Going back to the period (1985- 89) India had the likes of K Srikanth and Kapil Dev who made us watch the game in excitement. They were very effervescent cricketing talent who either fired like a Kalashnikov or went dud like a Diwali cracker. Srikant, I remember in the Champions Trophy in Australia (1985) and the Sharjah matches thereafter; would go on a leather hunt like some drunken hunter going bonkers in the forest. He would have us on the edge of the seat as he lived similarly at the crease. He had the aggression , maybe some technique but surely no temperament to stay at the crease. Kapil would bring a similar excitement whenever he came to bat lower down the order. The power he generated from his shots and the disdain with which he treated all length balls was a treat to watch. But again, to see him fire was not frequent enough. Like a runaway Jat-train he had the tendency to derail (throw away his wicket to rash shots- best exemplified by his Semifinal world cup innings against England in Mumbai in 1989). Nonetheless, these two superb players made us love the game for this kind of aggression they brought to the game.
Watching Tendulkar, 1989 & thereafter brought this kind of excitement. The difference was that here was a player packaged beautifully in all the 3 compartments of the game; Aggression, Temperament &Technique that was somewhat missing in the earlier era. He would slaughter the bowlers but with a watertight technique of footwork, balance and timing he always assured us of being on top of his opponent. There was excitement but no fear of losing him the battle with the bowler. Maybe the mountain of runs he accumulated is testament to that. In the process he ushered in a kind of confidence & measured aggression in the Indian team that I felt was missing before him.

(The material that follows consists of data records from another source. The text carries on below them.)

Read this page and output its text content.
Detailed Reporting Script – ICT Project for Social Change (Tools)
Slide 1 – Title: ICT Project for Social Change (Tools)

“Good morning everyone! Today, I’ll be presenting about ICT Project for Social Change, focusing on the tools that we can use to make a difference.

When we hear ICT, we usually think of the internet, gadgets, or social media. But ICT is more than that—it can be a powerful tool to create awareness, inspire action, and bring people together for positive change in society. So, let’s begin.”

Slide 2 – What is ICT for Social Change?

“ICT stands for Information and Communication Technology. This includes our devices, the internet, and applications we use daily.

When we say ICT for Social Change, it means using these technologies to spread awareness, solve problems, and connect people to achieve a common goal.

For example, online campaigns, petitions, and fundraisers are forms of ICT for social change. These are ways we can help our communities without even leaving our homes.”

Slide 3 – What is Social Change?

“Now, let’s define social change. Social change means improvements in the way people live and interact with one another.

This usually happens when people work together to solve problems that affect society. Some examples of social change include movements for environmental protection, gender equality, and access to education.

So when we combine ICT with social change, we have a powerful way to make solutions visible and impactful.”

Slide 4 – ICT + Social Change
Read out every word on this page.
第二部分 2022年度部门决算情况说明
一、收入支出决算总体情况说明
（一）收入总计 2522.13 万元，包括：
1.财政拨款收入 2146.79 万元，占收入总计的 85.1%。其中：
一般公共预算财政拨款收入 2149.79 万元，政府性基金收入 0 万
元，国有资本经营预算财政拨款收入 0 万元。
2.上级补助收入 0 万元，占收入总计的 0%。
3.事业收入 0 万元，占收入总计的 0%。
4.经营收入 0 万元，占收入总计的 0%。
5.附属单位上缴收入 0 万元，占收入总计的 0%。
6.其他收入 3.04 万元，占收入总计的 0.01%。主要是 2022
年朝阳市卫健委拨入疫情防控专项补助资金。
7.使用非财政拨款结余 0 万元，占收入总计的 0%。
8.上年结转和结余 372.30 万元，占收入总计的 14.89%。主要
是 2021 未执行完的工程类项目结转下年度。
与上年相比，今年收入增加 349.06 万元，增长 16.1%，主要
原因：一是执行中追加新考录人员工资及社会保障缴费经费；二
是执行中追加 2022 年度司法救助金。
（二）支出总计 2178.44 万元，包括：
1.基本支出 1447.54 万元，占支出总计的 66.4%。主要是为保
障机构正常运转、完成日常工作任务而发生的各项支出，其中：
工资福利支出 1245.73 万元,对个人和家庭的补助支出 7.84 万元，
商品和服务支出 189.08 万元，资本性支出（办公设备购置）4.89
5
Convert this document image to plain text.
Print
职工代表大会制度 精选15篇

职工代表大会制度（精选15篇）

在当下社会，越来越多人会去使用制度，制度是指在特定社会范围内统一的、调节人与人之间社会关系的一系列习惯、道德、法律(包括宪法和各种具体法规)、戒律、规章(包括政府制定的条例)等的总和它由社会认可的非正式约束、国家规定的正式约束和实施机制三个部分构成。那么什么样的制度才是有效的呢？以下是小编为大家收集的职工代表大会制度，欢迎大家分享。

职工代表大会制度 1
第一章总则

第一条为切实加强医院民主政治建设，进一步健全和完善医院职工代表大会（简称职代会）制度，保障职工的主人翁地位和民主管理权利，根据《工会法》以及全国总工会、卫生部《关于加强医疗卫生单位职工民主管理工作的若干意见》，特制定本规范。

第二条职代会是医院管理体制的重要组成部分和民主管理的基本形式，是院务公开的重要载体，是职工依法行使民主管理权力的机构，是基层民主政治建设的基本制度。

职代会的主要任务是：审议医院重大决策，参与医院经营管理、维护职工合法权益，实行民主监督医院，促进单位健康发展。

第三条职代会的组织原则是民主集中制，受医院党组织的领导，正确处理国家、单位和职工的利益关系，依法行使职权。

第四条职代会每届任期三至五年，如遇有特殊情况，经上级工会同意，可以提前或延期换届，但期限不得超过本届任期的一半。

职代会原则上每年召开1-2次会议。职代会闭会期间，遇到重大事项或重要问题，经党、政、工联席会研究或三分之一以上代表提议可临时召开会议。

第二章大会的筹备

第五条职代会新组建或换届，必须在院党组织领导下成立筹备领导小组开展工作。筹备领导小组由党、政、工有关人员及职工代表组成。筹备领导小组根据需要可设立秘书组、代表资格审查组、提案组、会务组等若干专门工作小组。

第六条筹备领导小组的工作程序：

I found the duel between Akram & Sachin in Sharjah particularly interesting. The beauty of their contest was the ‘natural flow’ with which these 2 greats played the game on either sides of the crease. A fired up Akram would steam-in & bowl in a smooth free flowing rollover action. He had the pace, swing and the guile in his deliveries that would send shivers in any batsman. But in an equally free flowing action, Sachin would very often pack his balls to the Boundary in style. All the equations settled and squared off within 3/4ths of a second, the viewer would only react to the aftermath. This to me was Cricket symphony of the highest order that only a maestro could produce. Take a bow Sachin.